Interpretability matters in this setting because mistakes are rarely just abstract model errors. A model may latch onto cloud artifacts, seasonal patterns, sensor effects, geography-specific cues, or land-cover imbalance. For Earth observation, understanding what the model appears to represent can help us debug failure modes before they enter downstream workflows.
Experiment snapshot
encoder.blocks.6
[4, 6, 256, 256]
d_hidden=4096, k=64
My interest is in the intersection of mechanistic interpretability and geospatial AI. Sparse autoencoders have been useful for studying internal features in language models. I wanted to see whether a similar approach could give a practical inspection tool for geospatial foundation models.
Why SAEs for geospatial foundation models?
Sparse autoencoders try to represent dense model activations using a larger set of sparse features. If a feature activates on a coherent set of image patches, it becomes a candidate handle for interpretation.
This is not exactly the same problem as LLM interpretability. Satellite models operate over spatial patches, multiple spectral bands, sensor-specific artifacts, and geographic context. RGB images are only part of the story: NIR, SWIR, NDVI, NDWI, brightness, and texture can all matter. That makes qualitative inspection useful, but incomplete.
The goal here is modest: find candidate sparse features, inspect where they activate, compare them against simple remote-sensing statistics, and test whether ablating them changes the SAE-reconstructed representation more than a random active feature.

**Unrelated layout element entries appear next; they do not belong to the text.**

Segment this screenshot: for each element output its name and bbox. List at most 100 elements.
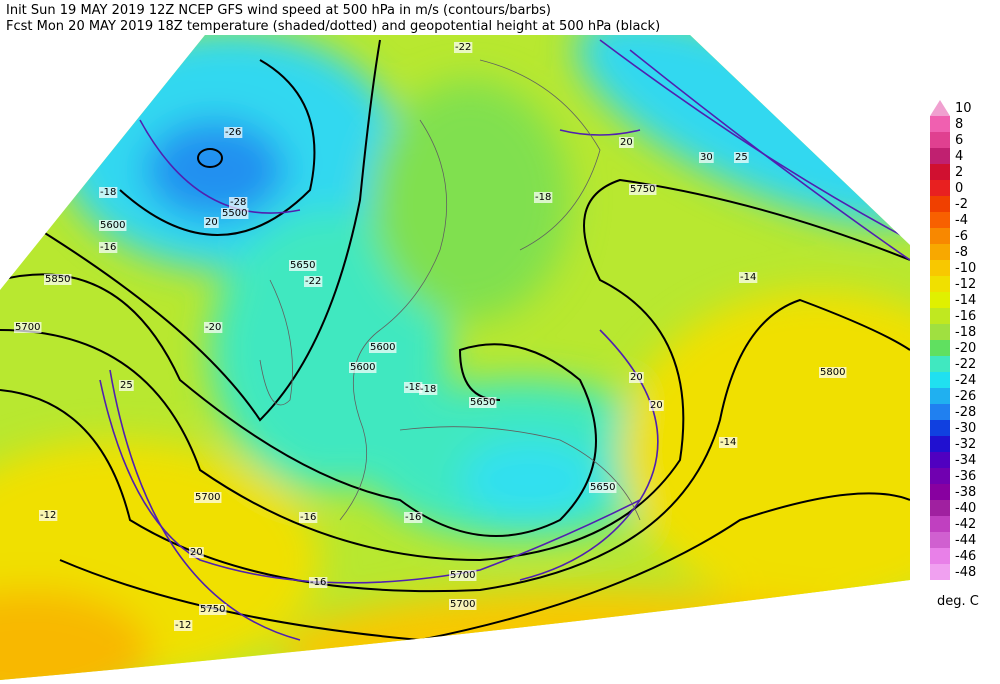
label-bg (534, 192, 553, 203)
legend-label: -20 (955, 341, 976, 356)
legend-label: -10 (955, 261, 976, 276)
contour-label: 30 (700, 152, 713, 163)
legend-swatch (930, 452, 950, 468)
legend-label: -42 (955, 517, 976, 532)
legend-swatch (930, 388, 950, 404)
label-bg (449, 599, 477, 610)
label-bg (119, 380, 134, 391)
contour-label: 5650 (470, 397, 495, 408)
legend-label: -22 (955, 357, 976, 372)
label-bg (419, 384, 438, 395)
legend-label: 10 (955, 101, 972, 116)
contour-label: -22 (455, 42, 471, 53)
legend-label: -4 (955, 213, 968, 228)
header-line: Fcst Mon 20 MAY 2019 18Z temperature (sh… (6, 19, 660, 34)
contour-label: -22 (305, 276, 321, 287)
contour-label: -28 (230, 197, 246, 208)
contour-label: -14 (720, 437, 736, 448)
contour-label: 25 (735, 152, 748, 163)
legend-label: -30 (955, 421, 976, 436)
label-bg (739, 272, 758, 283)
label-bg (819, 367, 847, 378)
label-bg (204, 217, 219, 228)
label-bg (734, 152, 749, 163)
legend-label: 4 (955, 149, 963, 164)
legend-swatch (930, 436, 950, 452)
label-bg (99, 242, 118, 253)
legend-swatch (930, 500, 950, 516)
label-bg (469, 397, 497, 408)
label-bg (39, 510, 58, 521)
contour-label: 20 (650, 400, 663, 411)
label-bg (174, 620, 193, 631)
legend-label: -38 (955, 485, 976, 500)
contour-label: 5650 (590, 482, 615, 493)
header-line: Init Sun 19 MAY 2019 12Z NCEP GFS wind s… (6, 3, 551, 18)
contour-label: -20 (205, 322, 221, 333)
contour-label: 5600 (100, 220, 125, 231)
legend-swatch (930, 372, 950, 388)
contour-label: -18 (405, 382, 421, 393)
contour-label: 20 (630, 372, 643, 383)
legend-swatch (930, 356, 950, 372)
legend-swatch (930, 100, 950, 116)
label-bg (304, 276, 323, 287)
label-bg (189, 547, 204, 558)
contour-label: 5700 (15, 322, 40, 333)
legend-swatch (930, 548, 950, 564)
legend-swatch (930, 532, 950, 548)
legend-swatch (930, 308, 950, 324)
label-bg (649, 400, 664, 411)
label-bg (99, 187, 118, 198)
legend-unit: deg. C (937, 594, 979, 609)
legend-swatch (930, 340, 950, 356)
contour-label: 5500 (222, 208, 247, 219)
legend-label: -48 (955, 565, 976, 580)
legend-swatch (930, 164, 950, 180)
contour-label: 5700 (450, 570, 475, 581)
legend-label: 0 (955, 181, 963, 196)
contour-label: 5600 (370, 342, 395, 353)
legend-label: -34 (955, 453, 976, 468)
label-bg (204, 322, 223, 333)
legend-swatch (930, 196, 950, 212)
label-bg (349, 362, 377, 373)
label-bg (199, 604, 227, 615)
label-bg (449, 570, 477, 581)
legend-swatch (930, 404, 950, 420)
legend-swatch (930, 564, 950, 580)
contour-label: 5700 (195, 492, 220, 503)
legend-swatch (930, 420, 950, 436)
label-bg (44, 274, 72, 285)
legend-label: -14 (955, 293, 976, 308)
label-bg (719, 437, 738, 448)
legend-swatch (930, 244, 950, 260)
legend-swatch (930, 228, 950, 244)
label-bg (629, 184, 657, 195)
contour-label: 5750 (200, 604, 225, 615)
label-bg (299, 512, 318, 523)
contour-label: 20 (620, 137, 633, 148)
legend-swatch (930, 260, 950, 276)
legend-label: -8 (955, 245, 968, 260)
label-bg (619, 137, 634, 148)
legend-label: -24 (955, 373, 976, 388)
legend-swatch (930, 132, 950, 148)
contour-label: 20 (190, 547, 203, 558)
label-bg (404, 382, 423, 393)
legend-label: -40 (955, 501, 976, 516)
legend-label: -2 (955, 197, 968, 212)
legend-label: -12 (955, 277, 976, 292)
legend-label: -16 (955, 309, 976, 324)
label-bg (224, 127, 243, 138)
contour-label: -18 (420, 384, 436, 395)
contour-label: 5700 (450, 599, 475, 610)
contour-label: -18 (535, 192, 551, 203)
legend-label: -18 (955, 325, 976, 340)
contour-label: -12 (40, 510, 56, 521)
legend-label: -28 (955, 405, 976, 420)
legend-swatch (930, 468, 950, 484)
contour-label: -16 (100, 242, 116, 253)
legend-swatch (930, 276, 950, 292)
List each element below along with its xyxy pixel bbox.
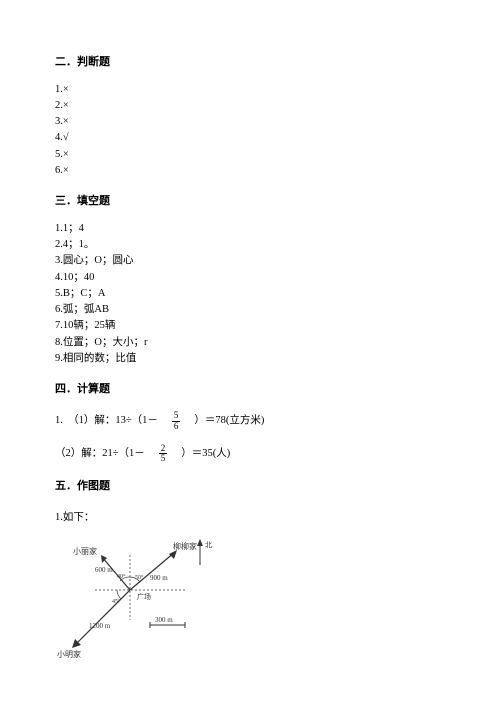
direction-diagram: 北 小丽家 600 m 柳柳家 900 m 小明家 1200 m 广场 40° … <box>55 535 225 675</box>
label-xiaoli: 小丽家 <box>73 546 97 556</box>
north-arrow-icon <box>197 539 203 546</box>
fill-5: 5.B；C；A <box>55 286 445 302</box>
north-label: 北 <box>205 541 212 549</box>
line-liuliu <box>130 552 175 590</box>
judge-4: 4.√ <box>55 130 445 146</box>
line-xiaoming <box>75 590 130 645</box>
section-4-title: 四．计算题 <box>55 381 445 399</box>
judge-3: 3.× <box>55 114 445 130</box>
fill-1: 1.1；4 <box>55 221 445 237</box>
fill-7: 7.10辆；25辆 <box>55 318 445 334</box>
fraction-5-6: 5 6 <box>172 411 181 432</box>
section-2-title: 二．判断题 <box>55 54 445 72</box>
frac-den: 6 <box>172 421 181 432</box>
calc-1-prefix: 1. （1）解：13÷（1－ <box>55 413 158 430</box>
fill-9: 9.相同的数；比值 <box>55 351 445 367</box>
fraction-2-5: 2 5 <box>159 444 168 465</box>
arc-45 <box>117 590 121 599</box>
section-3-title: 三．填空题 <box>55 193 445 211</box>
calc-2-prefix: （2）解：21÷（1－ <box>55 446 145 463</box>
judge-1: 1.× <box>55 82 445 98</box>
fill-2: 2.4；1。 <box>55 237 445 253</box>
judge-6: 6.× <box>55 163 445 179</box>
judge-2: 2.× <box>55 98 445 114</box>
label-xiaoming: 小明家 <box>57 649 81 659</box>
fill-6: 6.弧；弧AB <box>55 302 445 318</box>
fill-3: 3.圆心；O；圆心 <box>55 253 445 269</box>
label-40deg: 40° <box>117 573 126 580</box>
frac-den: 5 <box>159 453 168 464</box>
section-5-title: 五．作图题 <box>55 478 445 496</box>
fill-4: 4.10；40 <box>55 270 445 286</box>
calc-2-suffix: ）＝35(人) <box>181 446 230 463</box>
calc-1: 1. （1）解：13÷（1－ 5 6 ）＝78(立方米) <box>55 411 445 432</box>
frac-num: 5 <box>174 411 179 421</box>
label-1200m: 1200 m <box>89 622 111 630</box>
figure-1-label: 1.如下： <box>55 510 445 527</box>
label-600m: 600 m <box>95 566 113 574</box>
label-45deg: 45° <box>112 598 121 605</box>
label-50deg: 50° <box>135 574 144 581</box>
judge-5: 5.× <box>55 147 445 163</box>
arrow-liuliu-icon <box>169 550 177 559</box>
frac-num: 2 <box>161 444 166 454</box>
label-900m: 900 m <box>150 574 168 582</box>
label-liuliu: 柳柳家 <box>173 541 197 551</box>
calc-2: （2）解：21÷（1－ 2 5 ）＝35(人) <box>55 444 445 465</box>
label-guangchang: 广场 <box>137 592 151 601</box>
fill-8: 8.位置；O；大小；r <box>55 335 445 351</box>
label-300m: 300 m <box>155 616 173 624</box>
calc-1-suffix: ）＝78(立方米) <box>194 413 264 430</box>
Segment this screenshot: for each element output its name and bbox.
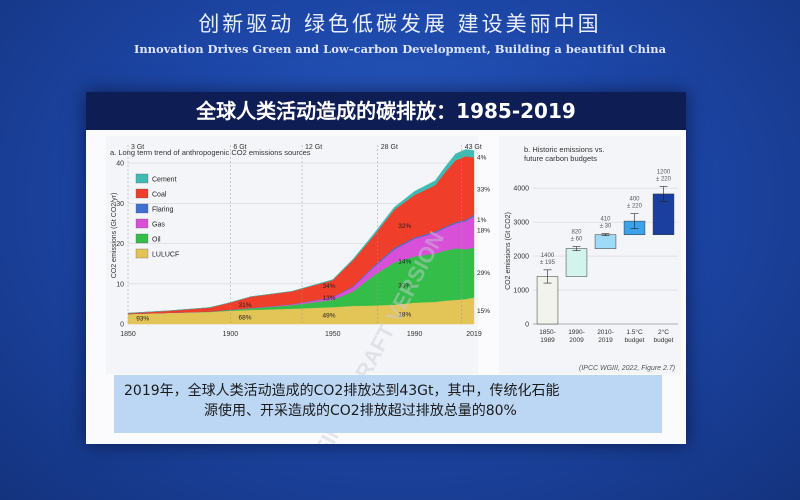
chart-b-category-label: 1850-1989 [539,329,556,344]
chart-b-bar [594,234,617,249]
chart-b-value-label: 1400 ± 195 [540,253,556,266]
banner-title-cn: 创新驱动 绿色低碳发展 建设美丽中国 [198,12,602,36]
chart-a-total-label: 3 Gt [131,144,144,151]
chart-b-value-label: 400 ± 220 [627,197,643,210]
chart-b-y-label: CO2 emissions (Gt CO2) [505,212,512,290]
legend-label-oil: Oil [152,237,161,244]
slide-title: 全球人类活动造成的碳排放：1985-2019 [86,92,686,130]
chart-a-x-tick: 1950 [325,331,341,338]
chart-b-y-tick: 2000 [513,254,529,261]
chart-a-y-tick: 0 [120,322,124,329]
chart-a-right-label: 15% [477,308,490,315]
chart-b-bar [536,276,559,325]
chart-a-share-label: 31% [239,302,252,309]
chart-a-right-label: 33% [477,187,490,194]
chart-a-right-label: 1% [477,217,487,224]
chart-a-share-label: 32% [398,223,411,230]
legend-label-coal: Coal [152,192,167,199]
legend-swatch-flaring [135,203,149,214]
chart-a-y-tick: 10 [116,281,124,288]
legend-swatch-coal [135,188,149,199]
chart-b-value-label: 1200 ± 220 [656,169,672,182]
chart-a-total-label: 43 Gt [465,144,482,151]
legend-swatch-oil [135,233,149,244]
chart-a-total-label: 12 Gt [305,144,322,151]
caption-line-2: 源使用、开采造成的CO2排放超过排放总量的80% [204,403,517,419]
chart-a-title: a. Long term trend of anthropogenic CO2 … [110,148,311,157]
chart-b-bar [565,248,588,277]
legend-label-flaring: Flaring [152,207,174,214]
chart-a-share-label: 49% [322,313,335,320]
chart-a-share-label: 93% [136,315,149,322]
chart-b-category-label: 2010-2019 [597,329,614,344]
chart-a-x-tick: 1850 [120,331,136,338]
chart-b-y-tick: 4000 [513,186,529,193]
chart-a-share-label: 34% [322,283,335,290]
banner-title-en: Innovation Drives Green and Low-carbon D… [133,42,667,56]
chart-a-y-tick: 40 [116,161,124,168]
chart-a-share-label: 18% [398,311,411,318]
figure-source: (IPCC WGIII, 2022, Figure 2.7) [579,365,675,372]
legend-swatch-gas [135,218,149,229]
chart-a-right-label: 4% [477,155,487,162]
chart-a-y-tick: 20 [116,241,124,248]
chart-a-right-label: 18% [477,227,490,234]
legend-swatch-lulucf [135,248,149,259]
chart-b-category-label: 1990-2009 [568,329,585,344]
chart-a-share-label: 13% [322,295,335,302]
chart-a-x-tick: 1900 [223,331,239,338]
legend-label-cement: Cement [152,177,177,184]
caption-line-1: 2019年，全球人类活动造成的CO2排放达到43Gt，其中，传统化石能 [124,383,560,399]
chart-b-y-tick: 3000 [513,220,529,227]
chart-a-total-label: 28 Gt [381,144,398,151]
chart-a-right-label: 29% [477,270,490,277]
legend-label-lulucf: LULUCF [152,252,179,259]
chart-b-value-label: 410 ± 30 [600,217,612,230]
chart-a-share-label: 33% [398,282,411,289]
chart-a-total-label: 6 Gt [233,144,246,151]
chart-a-emissions-trend: a. Long term trend of anthropogenic CO2 … [106,136,490,374]
chart-b-carbon-budgets: b. Historic emissions vs. future carbon b… [499,136,681,374]
chart-a-y-tick: 30 [116,201,124,208]
chart-b-y-tick: 1000 [513,288,529,295]
chart-b-category-label: 2°C budget [654,328,674,344]
chart-b-background [499,136,681,374]
chart-a-share-label: 68% [239,314,252,321]
chart-a-area-cement [127,149,475,314]
chart-b-title: b. Historic emissions vs. future carbon b… [524,145,604,163]
chart-a-x-tick: 2019 [466,331,482,338]
legend-swatch-cement [135,173,149,184]
caption-box: 2019年，全球人类活动造成的CO2排放达到43Gt，其中，传统化石能 源使用、… [114,375,662,433]
chart-b-value-label: 820 ± 60 [571,230,583,243]
legend-label-gas: Gas [152,222,165,229]
presentation-screen: 全球人类活动造成的碳排放：1985-2019 a. Long term tren… [86,92,686,444]
chart-b-y-tick: 0 [525,322,529,329]
chart-a-x-tick: 1990 [407,331,423,338]
chart-a-share-label: 14% [398,258,411,265]
figure: a. Long term trend of anthropogenic CO2 … [106,136,681,444]
chart-a-y-label: CO2 emissions (Gt CO2/yr) [111,193,118,279]
chart-b-category-label: 1.5°C budget [625,328,645,344]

A standard ReLU+L1 SAE produced features that were too dense in early experiments. Switching to a Top-K SAE gave more controlled sparsity by forcing only a fixed number of latent features to be active for each patch token.
First observations
The most useful signal came from combining visual inspection with quantitative checks. Some features appeared visually coherent in top-activating patches, but RGB alone was not enough to support an interpretation. For several features, SWIR brightness, edge density, or texture statistics were more informative than the visible image.
I also found that ablation was a useful sanity check. Ablating selected SAE features changed reconstructed Prithvi representations more than ablating random active features. This does not show downstream task behavior changed. It only measures changes in SAE-reconstructed representation space.
The safer claim is that some SAE features are coherent candidates for interpretation, and some produce larger reconstruction-space changes than random active features when ablated.
Candidate feature example
I kept the visual evidence intentionally small here. The contact sheet below shows top-activating patches for one candidate feature. The pattern appears visually coherent, but it should still be treated as preliminary evidence rather than a semantic label.
Issues I ran into
Some early features captured no-data or black-patch artifacts rather than meaningful scene structure. Filtering invalid patches was important before trusting the contact sheets or feature summaries.
A standard ReLU+L1 SAE produced features that were too dense in early experiments, so I switched to a Top-K SAE to force a fixed number of active features per patch token.
The workflow that worked best was iterative: inspect top patches, check simple statistics such as NDVI, NDWI, brightness, and texture, then run a small ablation comparison against random active features. Each step reduced one source of over-interpretation.
Limitations
- This is one model: Prithvi-EO-2.0-300M.
- This is one layer:
encoder.blocks.6. - The dataset is small: 500 HLS chips.
- The feature interpretations are preliminary and should be treated as candidate labels.
- I have not yet run downstream task ablations.
- Stronger validation would require labels, geography-aware baselines, and review from domain experts.
Next steps
- Build more contact sheets and validate a larger set of sparse features.
- Use NDVI, NDWI, brightness, SWIR brightness, texture, and edge-density statistics more systematically.
- Run downstream task ablations instead of only reconstruction-space ablations.
- Compare features across layers to see whether earlier and later representations differ.
- Possibly compare against other geospatial foundation models such as Clay or TerraMind later.